Provenance and Attribution
Minimize IP liability of third-party models
Last updated
Minimize IP liability of third-party models
Last updated
Popular LLMs like Claude 3.5 Sonnet and GPT-4o are trained on vast amounts of data, including code that may have restrictions on how it can be used, introducing the risk of IP infringement.
With Provenance and Attribution, you can drastically reduce the risk of IP liability when using models like Anthropic’s Claude, OpenAI’s GPT-4o, and Cohere’s Command R+ for software development.
Tabnine checks the code generated within our AI chat against the publicly visible code on GitHub, flags any matches it finds, and references the source repository and its license type. This critical information makes it easier for you to review code suggestions and decide if they meet your specific requirements and policies.
This feature enables you to leverage the performance gains from powerful LLMs, and minimize the likelihood of copyleft-licensed code getting into your codebase.
Tabnine performs provenance tracing for all code generated by the AI chat. If a code block has origins in any publicly visible code on GitHub, a code provenance attribution section will appear below the block detailing the source and corresponding licenses.
Tabnine offers two levels of protection to minimize the risk of IP liability:
Training time protection: We have trained the Tabnine Protected 2 model exclusively on code that does not have any restrictions on use. This ensures that when using this model, every recommendation from Tabnine can be accepted without the risk of IP infringement. This level of protection is valuable for companies that have strict policies and zero tolerance for using nonpermissive code. This is a critical need, particularly for software companies and others who sell or relicense the code they produce.

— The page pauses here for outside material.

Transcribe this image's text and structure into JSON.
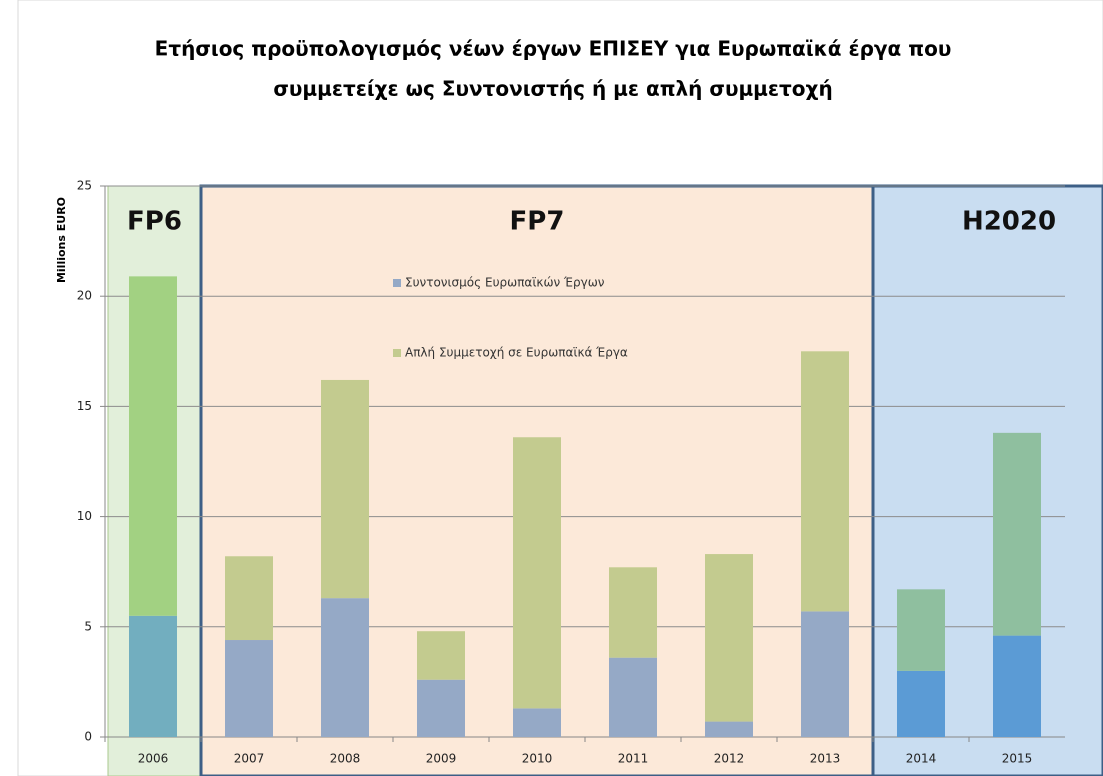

Inference time protection: Tabnine informs you if the output of the LLM matches any publicly visible code on GitHub and identifies the source repo and its license type. By adding guardrails around Tabnine’s output, we minimize the risk of IP liability of third-party models.
The Provenance and Attribution is currently in private preview and is available to any Tabnine Enterprise customer. Existing Tabnine Enterprise customers should contact our Support team to request access. Once enabled, the Provenance and Attribution capability works on all available models: Anthropic, OpenAI, Cohere, Llama, Mistral, and Tabnine.
Supported form factors: Provenance and Attribution is currently supported for AI chat. Support for inline actions and code completions will be available in 2025.
System requirements: Provenance and Attribution requires up to 10TB of free storage.
Supported languages: Python, Java, JavaScript, TypeScript, Rust, C, C++.
Code match criteria: At least 150 characters, and multiline.
Matching index: GitHub is fully indexed, with periodic updates ensuring coverage extends beyond the model’s training data.